To be honest, we struggled to find a final estimate for the final total cost of the crisis, but these words from Wikipedia give just a flavour of how wildly Bernanke was off the mark:
The five largest US investment banks, with combined liabilities or debts of $4 trillion, either went bankrupt (Lehman Brothers), were taken over by other companies (Bear Stearns and Merrill Lynch), or were bailed-out by the US government (Goldman Sachs and Morgan Stanley) during 2008.
Government-sponsored enterprises Fannie Mae and Freddie Mac either directly owed or guaranteed nearly $5 trillion in mortgage obligations, with a similarly weak capital base, when they were placed into receivership in September 2008.
This, of course, just refers to some of the damage inflicted on the US economy during a crisis which became global.
Nobody has any idea how severe the final fall out will be from China’s real estate problems, but we worry that the consensus view is overly complacent.
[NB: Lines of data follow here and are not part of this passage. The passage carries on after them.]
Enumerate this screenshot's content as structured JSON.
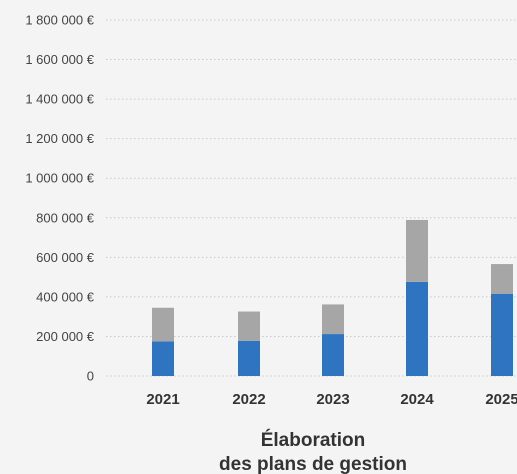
{
  "chart_data": {
    "type": "bar",
    "stacked": true,
    "categories": [
      "2021",
      "2022",
      "2023",
      "2024",
      "2025"
    ],
    "series": [
      {
        "values": [
          175000,
          178000,
          212000,
          476000,
          416000
        ],
        "color": "#2f74c0"
      },
      {
        "values": [
          170000,
          148000,
          150000,
          313000,
          150000
        ],
        "color": "#a6a6a6"
      }
    ],
    "ylim": [
      0,
      1800000
    ],
    "yticks": [
      0,
      200000,
      400000,
      600000,
      800000,
      1000000,
      1200000,
      1400000,
      1600000,
      1800000
    ],
    "ytick_labels": [
      "0",
      "200 000 €",
      "400 000 €",
      "600 000 €",
      "800 000 €",
      "1 000 000 €",
      "1 200 000 €",
      "1 400 000 €",
      "1 600 000 €",
      "1 800 000 €"
    ],
    "grid": true,
    "title_lines": [
      "Élaboration",
      "des plans de gestion"
    ]
  }
}
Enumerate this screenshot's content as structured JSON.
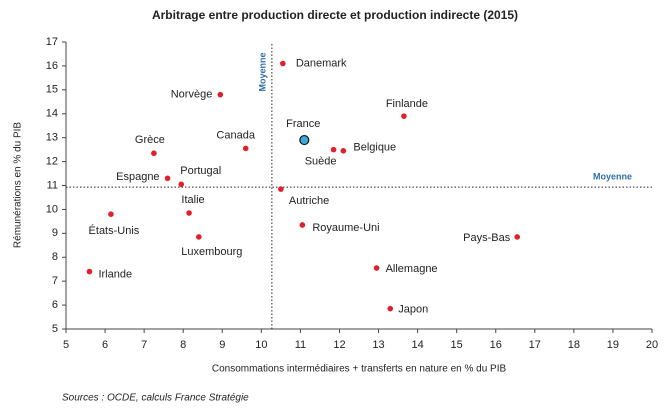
{
  "chart_data": {
    "type": "scatter",
    "title": "Arbitrage entre production directe et production indirecte  (2015)",
    "x_label": "Consommations intermédiaires + transferts en nature en % du PIB",
    "y_label": "Rémunérations en % du PIB",
    "source": "Sources : OCDE, calculs France Stratégie",
    "labels": [
      "Danemark",
      "Norvège",
      "Finlande",
      "Canada",
      "France",
      "Suède",
      "Belgique",
      "Grèce",
      "Espagne",
      "Portugal",
      "Autriche",
      "États-Unis",
      "Italie",
      "Royaume-Uni",
      "Luxembourg",
      "Pays-Bas",
      "Allemagne",
      "Irlande",
      "Japon"
    ],
    "x": [
      10.55,
      8.95,
      13.65,
      9.6,
      11.1,
      11.85,
      12.1,
      7.25,
      7.6,
      7.95,
      10.5,
      6.15,
      8.15,
      11.05,
      8.4,
      16.55,
      12.95,
      5.6,
      13.3
    ],
    "y": [
      16.1,
      14.8,
      13.9,
      12.55,
      12.9,
      12.5,
      12.45,
      12.35,
      11.3,
      11.05,
      10.85,
      9.8,
      9.85,
      9.35,
      8.85,
      8.85,
      7.55,
      7.4,
      5.85
    ],
    "colors": [
      "#e0202a",
      "#e0202a",
      "#e0202a",
      "#e0202a",
      "#3fa9d6",
      "#e0202a",
      "#e0202a",
      "#e0202a",
      "#e0202a",
      "#e0202a",
      "#e0202a",
      "#e0202a",
      "#e0202a",
      "#e0202a",
      "#e0202a",
      "#e0202a",
      "#e0202a",
      "#e0202a",
      "#e0202a"
    ],
    "mean_x": 10.27,
    "mean_y": 10.93,
    "mean_label": "Moyenne",
    "xlim": [
      5,
      20
    ],
    "xticks": [
      5,
      6,
      7,
      8,
      9,
      10,
      11,
      12,
      13,
      14,
      15,
      16,
      17,
      18,
      19,
      20
    ],
    "ylim": [
      5,
      17
    ],
    "yticks": [
      5,
      6,
      7,
      8,
      9,
      10,
      11,
      12,
      13,
      14,
      15,
      16,
      17
    ],
    "grid": false
  }
}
Standard & Poor’s and Deutsche Bank, for instance, believe that the scale of the problem is little more than a cooling-off period as the rise in house prices moderate.
We are instead with George Magnus, an independent financial adviser to UBS, who wrote in this Financial Times article:
The Chinese property sector is in a recession. Market optimists insist it is going through an “adjustment” similar to previous property downturns.
A more sober view, however, is that because of unprecedented overbuilding, and leverage nurtured by the eruption of shadow banking, this downturn is both more serious and systemic. China is probably in the first stage of a denouement of the property- and construction investment-led growth model of the past 15 years. Financial markets are having trouble pricing the implications.
Property accounts for about 25% of capital investment, and roughly 13% gross domestic product. Incorporating associated industries, such as steel, cement, and construction machinery and materials, would raise the investment share of GDP to about 16%.
The intricate connections between residential and commercial property, shadow banking and vigorous credit creation raise financial instability risks. Direct commercial bank property loans form about a fifth of bank assets, but perhaps half of all bank loans are collateralised by property and land.